Xiling Gorge (西陵峡 (西陵峽, Xīlíng Xiá)) is a gorge on the Yangtze River (Chang Jiang) in Hubei province, China. It is the easternmost and largest of the Three Gorges.

==Geography==
Xiling Gorge is located in Zigui County and Yiling District, in the west of Hubei province, from Xiangxi down to the western suburbs of Yichang. Xiangxi village is located in Zigui County, at the fall of the stream of the same name into the river, between Guizhou Town and Quyuan Town.

The area is named after Mt. Xiling, a peak at the eastern end of the gorge, and has been so named since at least the Three Kingdoms period when it was recorded in the geographical treatise Shui Jing Zhu.

Xiling, which forms nearly half the length of the entire Three Gorges region, is actually a series of four different gorges: Precious Sword; Horse Lung and Ox Liver; Soundless Bell; and Shadow Play Gorges.

==Three Gorges Dam==
The Three Gorges Dam was constructed at Sandouping in the middle of the Xiling Gorge.
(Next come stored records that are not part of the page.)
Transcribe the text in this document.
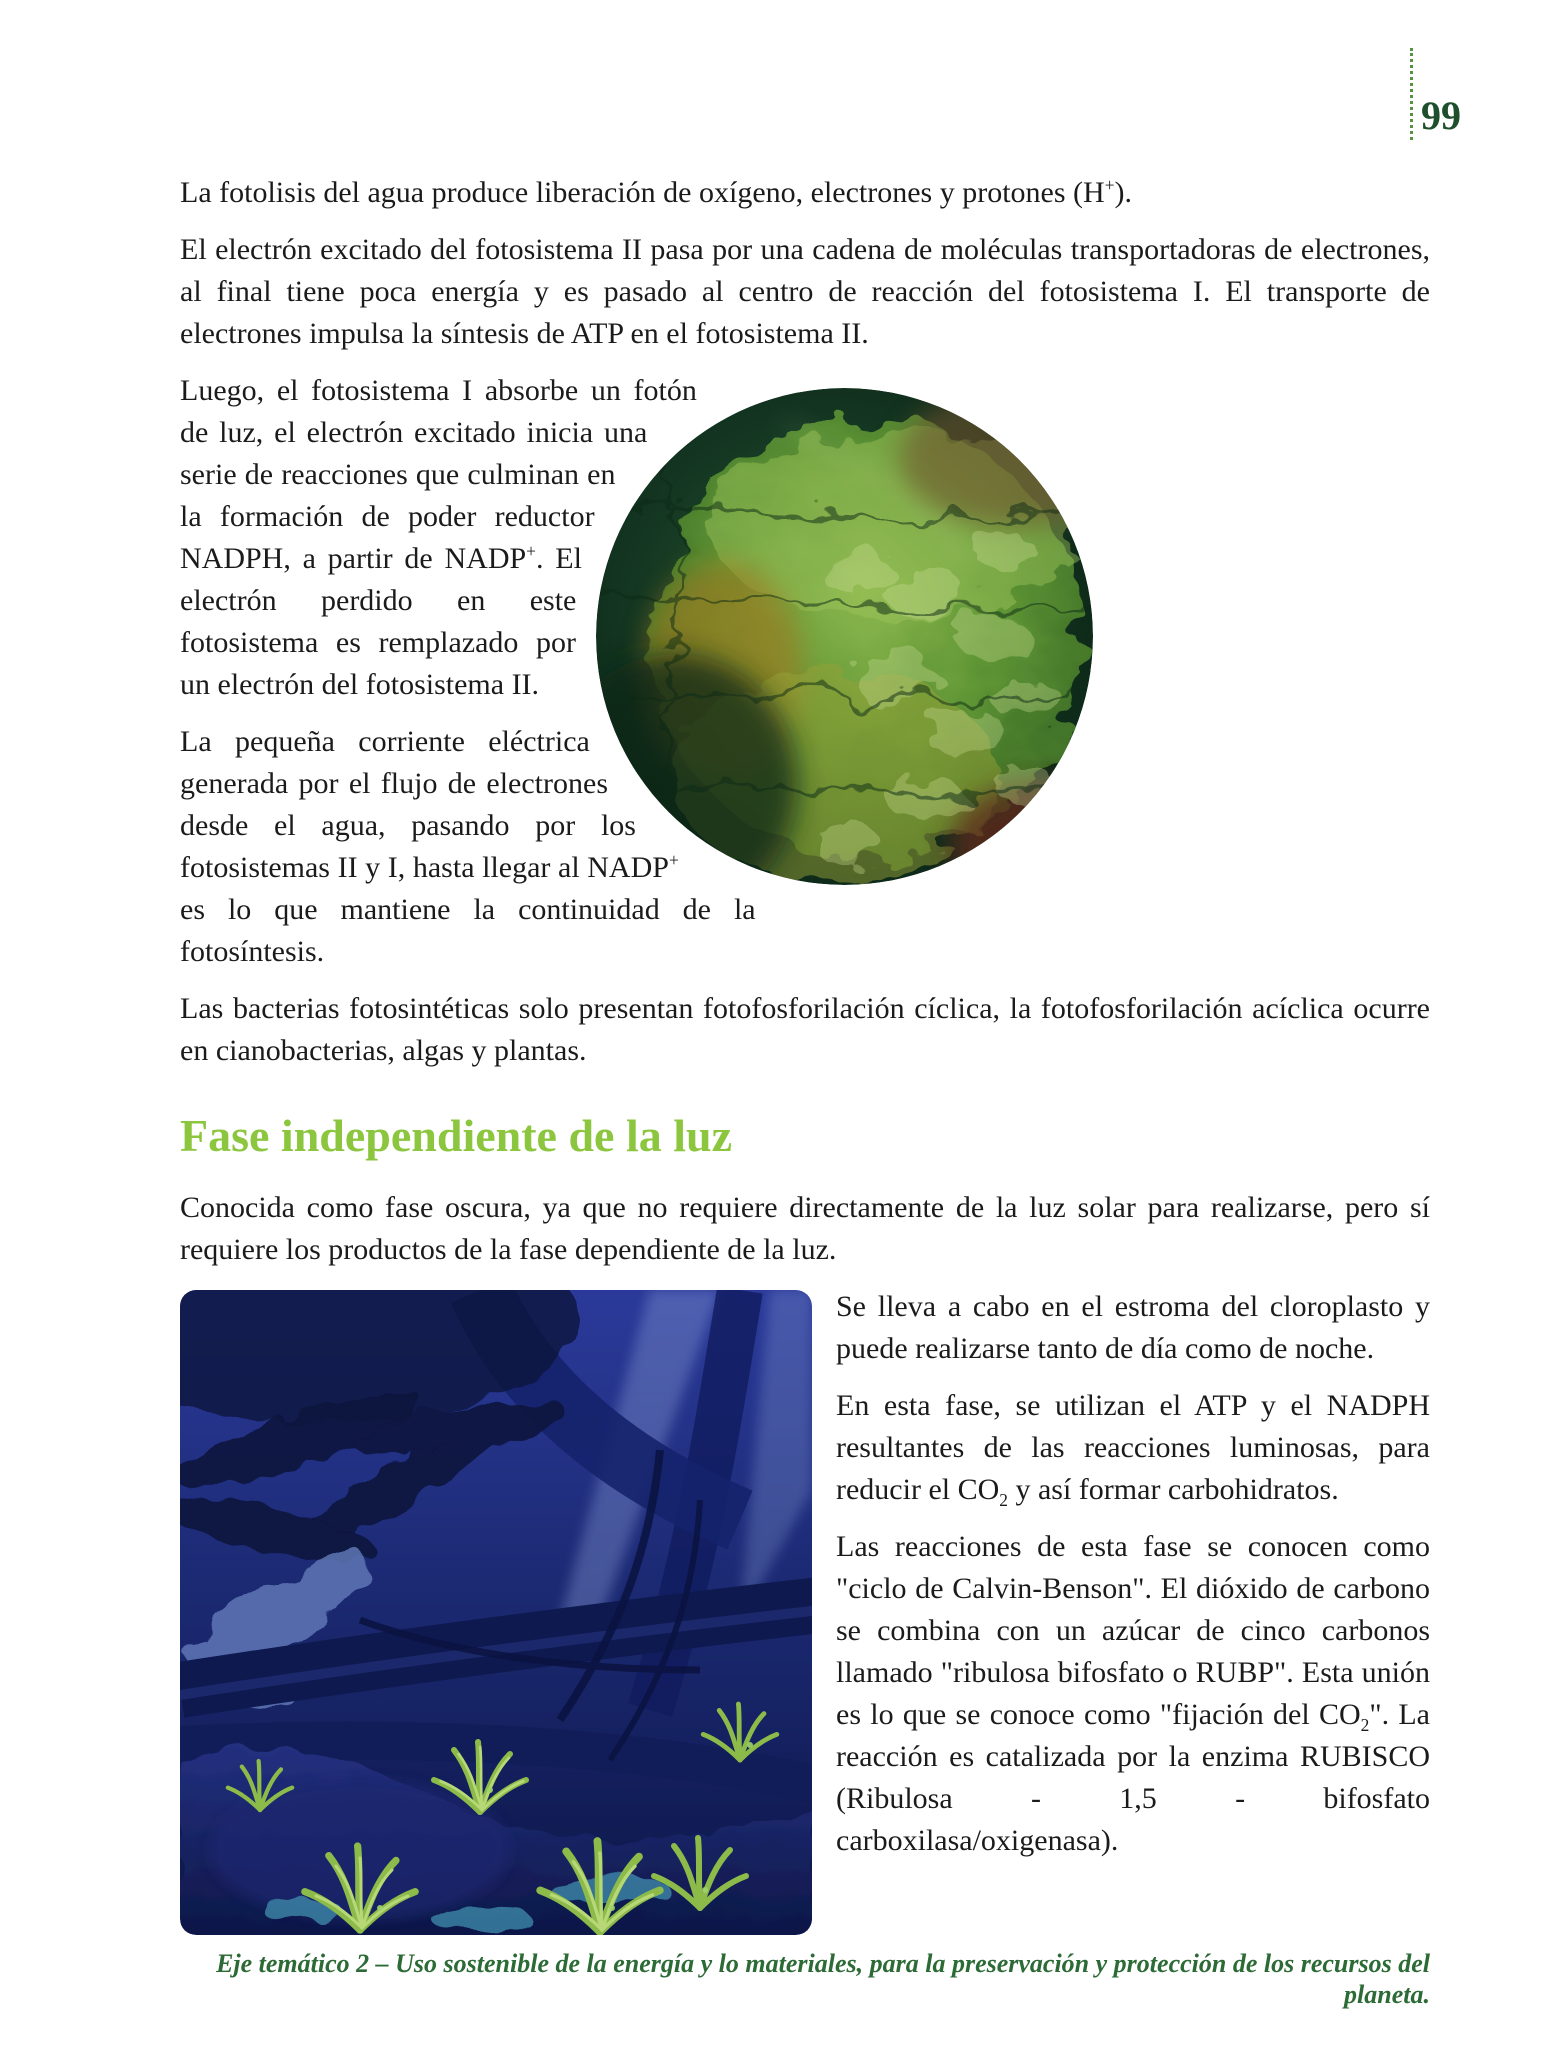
99

La fotolisis del agua produce liberación de oxígeno, electrones y protones (H+).

El electrón excitado del fotosistema II pasa por una cadena de moléculas transportadoras de electrones, al final tiene poca energía y es pasado al centro de reacción del fotosistema I. El transporte de electrones impulsa la síntesis de ATP en el fotosistema II.

Luego, el fotosistema I absorbe un fotón de luz, el electrón excitado inicia una serie de reacciones que culminan en la formación de poder reductor NADPH, a partir de NADP+. El electrón perdido en este fotosistema es remplazado por un electrón del fotosistema II.

La pequeña corriente eléctrica generada por el flujo de electrones desde el agua, pasando por los fotosistemas II y I, hasta llegar al NADP+ es lo que mantiene la continuidad de la fotosíntesis.

Las bacterias fotosintéticas solo presentan fotofosforilación cíclica, la fotofosforilación acíclica ocurre en cianobacterias, algas y plantas.

Fase independiente de la luz

Conocida como fase oscura, ya que no requiere directamente de la luz solar para realizarse, pero sí requiere los productos de la fase dependiente de la luz.

Se lleva a cabo en el estroma del cloroplasto y puede realizarse tanto de día como de noche.

En esta fase, se utilizan el ATP y el NADPH resultantes de las reacciones luminosas, para reducir el $CO_2$ y así formar carbohidratos.

Las reacciones de esta fase se conocen como "ciclo de Calvin-Benson". El dióxido de carbono se combina con un azúcar de cinco carbonos llamado "ribulosa bifosfato o RUBP". Esta unión es lo que se conoce como "fijación del $CO_2$". La reacción es catalizada por la enzima RUBISCO (Ribulosa - 1,5 - bifosfato carboxilasa/oxigenasa).

Eje temático 2 – Uso sostenible de la energía y lo materiales, para la preservación y protección de los recursos del planeta.
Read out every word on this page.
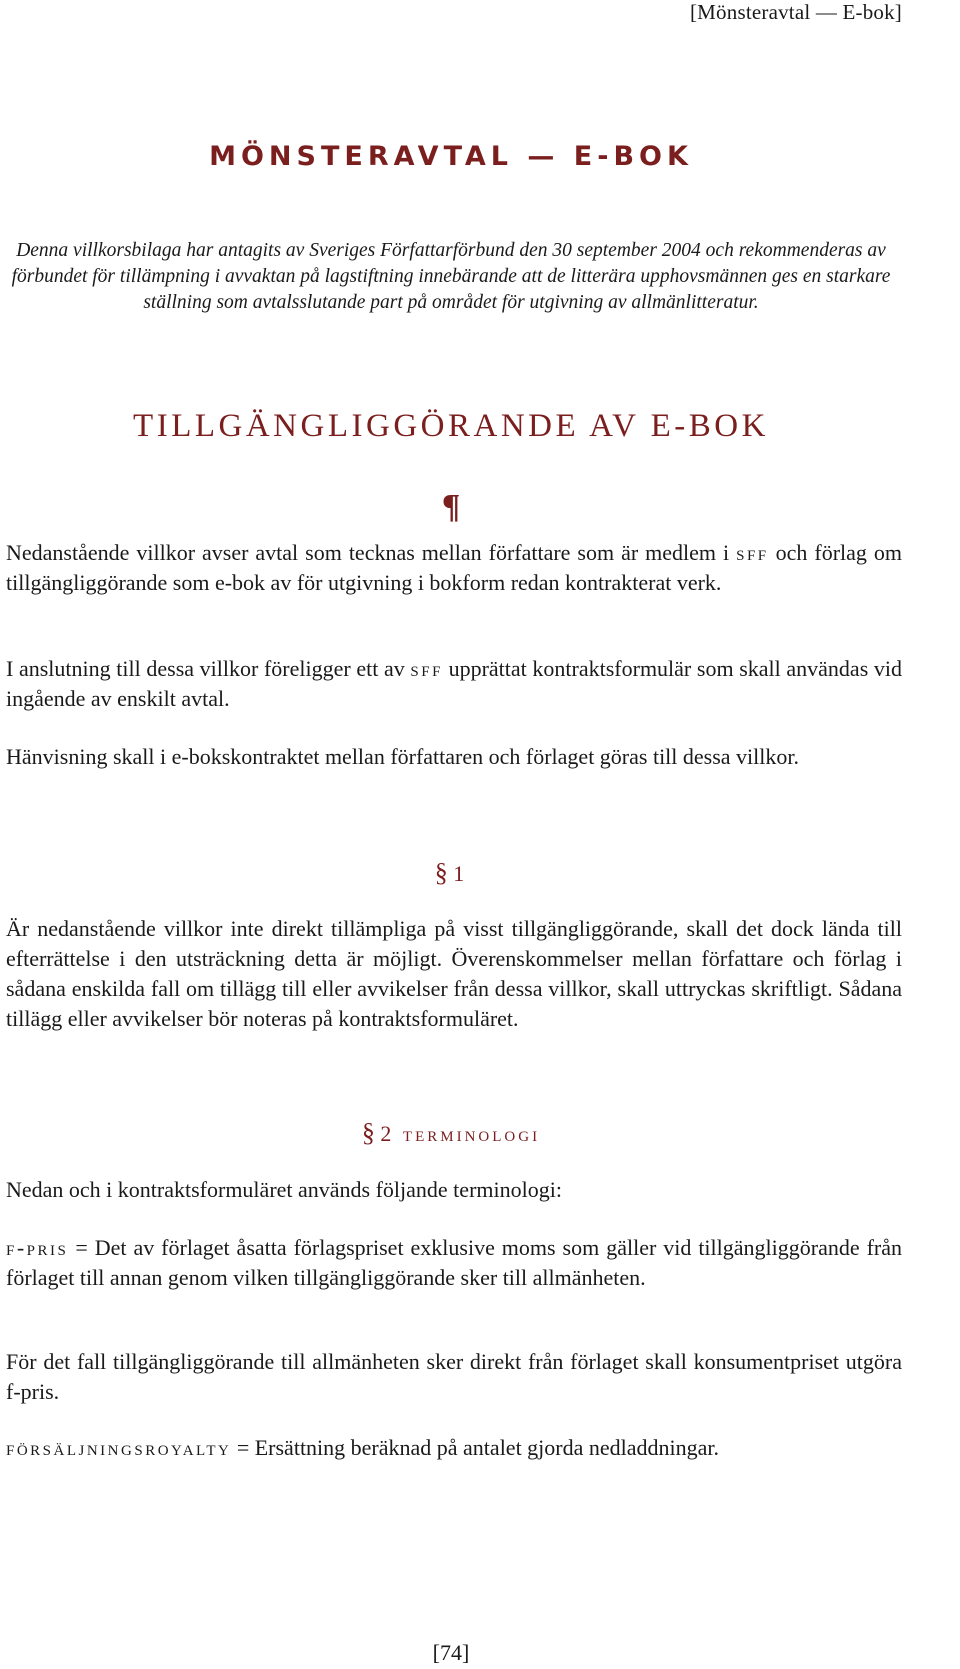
[Mönsteravtal — E-bok]
MÖNSTERAVTAL — E-BOK
Denna villkorsbilaga har antagits av Sveriges Författarförbund den 30 september 2004 och rekommenderas av förbundet för tillämpning i avvaktan på lagstiftning innebärande att de litterära upphovsmännen ges en starkare ställning som avtalsslutande part på området för utgivning av allmänlitteratur.
TILLGÄNGLIGGÖRANDE AV E-BOK
¶

Nedanstående villkor avser avtal som tecknas mellan författare som är medlem i sff och förlag om tillgängliggörande som e-bok av för utgivning i bokform redan kontrakterat verk.

I anslutning till dessa villkor föreligger ett av sff upprättat kontraktsformulär som skall användas vid ingående av enskilt avtal.

Hänvisning skall i e-bokskontraktet mellan författaren och förlaget göras till dessa villkor.

§ 1

Är nedanstående villkor inte direkt tillämpliga på visst tillgängliggörande, skall det dock lända till efterrättelse i den utsträckning detta är möjligt. Överenskommelser mellan författare och förlag i sådana enskilda fall om tillägg till eller avvikelser från dessa villkor, skall uttryckas skriftligt. Sådana tillägg eller avvikelser bör noteras på kontraktsformuläret.

§ 2 terminologi

Nedan och i kontraktsformuläret används följande terminologi:

f-pris = Det av förlaget åsatta förlagspriset exklusive moms som gäller vid tillgängliggörande från förlaget till annan genom vilken tillgängliggörande sker till allmänheten.

För det fall tillgängliggörande till allmänheten sker direkt från förlaget skall konsumentpriset utgöra f-pris.

försäljningsroyalty = Ersättning beräknad på antalet gjorda nedladdningar.

[74]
Before the construction of the Three Gorges Dam and Gezhouba Dam, Xiling was known for being the most dangerous of the three gorges to travel through, with frightening whirlpools and strong rapids.

Since the construction of the dams, the river's depth has increased from 3 m in some areas below the dam, to well over 100 m throughout the reservoir's length.